Hal tersebut misalnya terjadi di Kabupaten Paser Kalimantan Timur dimana klaim hutan adat Lusan seluas 53.542 hektare dipakai untuk kegiatan HTI seluas 27.683 ha, pertambangan seluas lebih dari 20.000 ha, dan perkebunan seluas 3.026 ha.
"Izin keluar tanpa sepengetahuan mereka. Yang tersisa sebagai teritori masyarakat Lusan itu hanya 409 ha," kata Rukka.
AMAN, imbuhnya, merekomendasikan agar pemerintah membantuk suatu Komisi Nasional Masyarakat Adat guna menjembatani kepentingan negara, pengusaha, dan masyarakat hukum adat terkait penggunaan kawasan hutan.
Senada dengan sektor kehutanan, sektor perkebunan dan pertambangan juga mengeluhkan ketidakpastian penggunaan kawasan hutan yang sering kali berbenturan dengan masyarakat adat.

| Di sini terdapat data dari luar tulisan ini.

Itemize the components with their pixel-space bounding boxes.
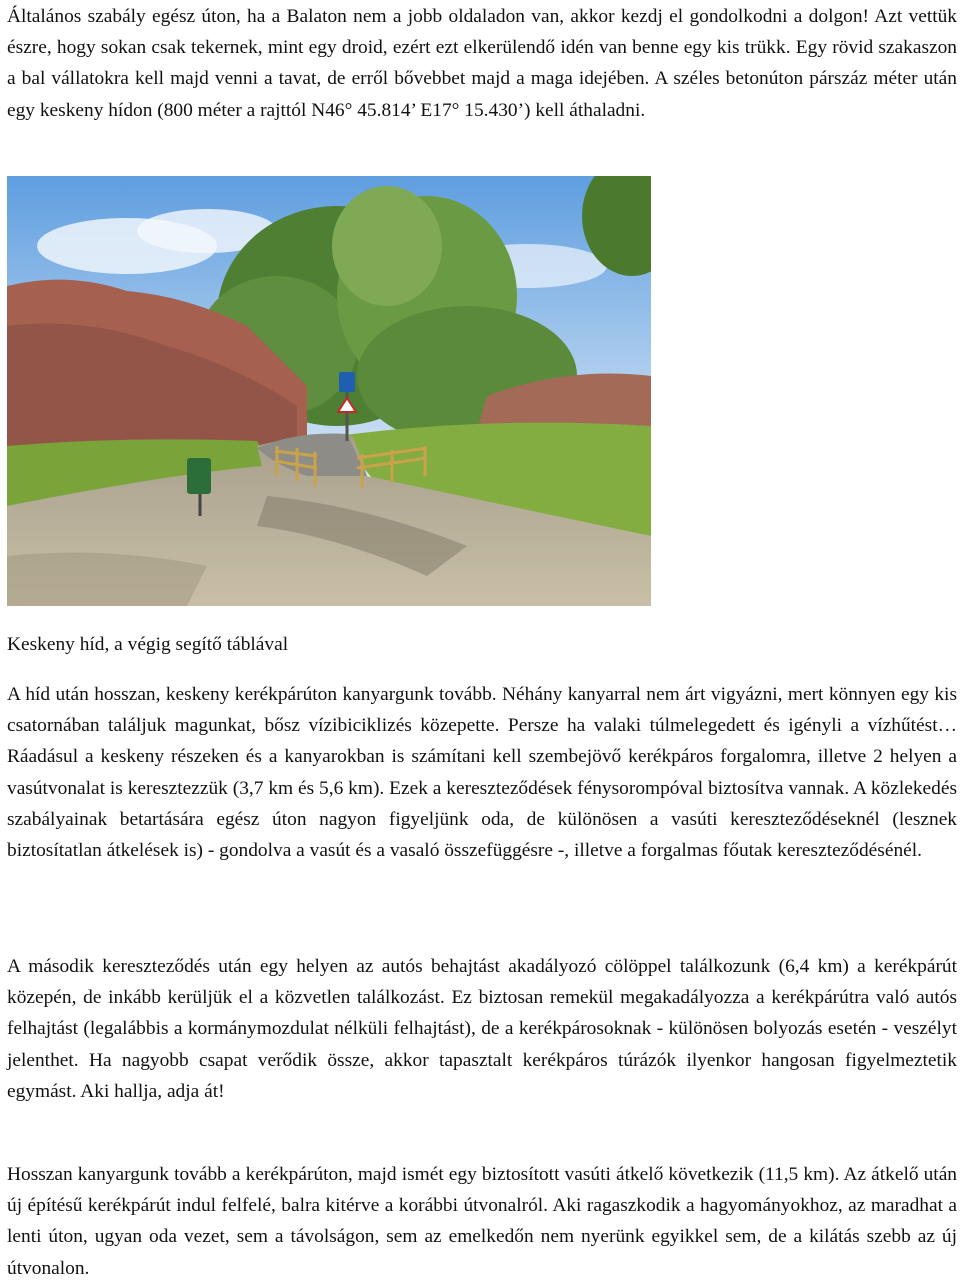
photo-caption: Keskeny híd, a végig segítő táblával [7,634,289,655]
paragraph-new-bikeway: Hosszan kanyargunk tovább a kerékpárúton, majd ismét egy biztosított vasúti átkelő következik (11,5 km). Az átkelő után új építésű kerékpárút indul felfelé, balra kitérve a korábbi útvonalról. Aki ragaszkodik a hagyományokhoz, az maradhat a lenti úton, ugyan oda vezet, sem a távolságon, sem az emelkedőn nem nyerünk egyikkel sem, de a kilátás szebb az új útvonalon. [7,1164,957,1279]
paragraph-intro: Általános szabály egész úton, ha a Balaton nem a jobb oldaladon van, akkor kezdj el gondolkodni a dolgon! Azt vettük észre, hogy sokan csak tekernek, mint egy droid, ezért ezt elkerülendő idén van benne egy kis trükk. Egy rövid szakaszon a bal vállatokra kell majd venni a tavat, de erről bővebbet majd a maga idejében. A széles betonúton párszáz méter után egy keskeny hídon (800 méter a rajttól N46° 45.814’ E17° 15.430’) kell áthaladni. [7,6,957,121]
paragraph-second-crossing: A második kereszteződés után egy helyen az autós behajtást akadályozó cölöppel találkozunk (6,4 km) a kerékpárút közepén, de inkább kerüljük el a közvetlen találkozást. Ez biztosan remekül megakadályozza a kerékpárútra való autós felhajtást (legalábbis a kormánymozdulat nélküli felhajtást), de a kerékpárosoknak - különösen bolyozás esetén - veszélyt jelenthet. Ha nagyobb csapat verődik össze, akkor tapasztalt kerékpáros túrázók ilyenkor hangosan figyelmeztetik egymást. Aki hallja, adja át! [7,956,957,1102]
paragraph-after-bridge: A híd után hosszan, keskeny kerékpárúton kanyargunk tovább. Néhány kanyarral nem árt vigyázni, mert könnyen egy kis csatornában találjuk magunkat, bősz vízibiciklizés közepette. Persze ha valaki túlmelegedett és igényli a vízhűtést… Ráadásul a keskeny részeken és a kanyarokban is számítani kell szembejövő kerékpáros forgalomra, illetve 2 helyen a vasútvonalat is keresztezzük (3,7 km és 5,6 km). Ezek a kereszteződések fénysorompóval biztosítva vannak. A közlekedés szabályainak betartására egész úton nagyon figyeljünk oda, de különösen a vasúti kereszteződéseknél (lesznek biztosítatlan átkelések is) - gondolva a vasút és a vasaló összefüggésre -, illetve a forgalmas főutak kereszteződésénél. [7,684,957,862]
bridge-photo [7,176,651,606]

"Harus ada mekanisme perizinan yang jelas, jangan justru menimbulkan dualisme karena harus mengurus birokrasi di pemerintahan dan birokrasi di masyarakat adat. Ini justru menimbulkan ketidakpastian dan menambah biaya," kata Sekjen Gabungan Pengusaha Kelapa Sawit Indonesia (Gapki) Joko Supriyono.
Adapun dari sektor pertambangan, Direktur Eksekutif Asosiasi Pertambangan Indonesia (API) Syahrir menegaskan perlunya sinkronisasi kebijakan pusat-daerah agar keberadaan masyarakat adat dapat diakomodir dan tidak justru menimbulkan konflik.
"Kalau tambang itu seolah-olah kewenangan penuh di daerah, walaupun izinnya dimohonkan di kawasan hutan. Kalau perlu revisi regulasi supaya sinkron," ujarnya.
Nana Suparna menambahkan sektor bisnis kehutanan membutuhkan kepastian terkait pemanfaatan kawasan hutan. Bila diperlukan, Nana mengusulkan agar pemerintah membentuk suatu badan khusus yang tugasnya menyelesaikan konflik terkait penggunaan kawasan hutan, sehingga tidak perlu masuk ke ranah pidana.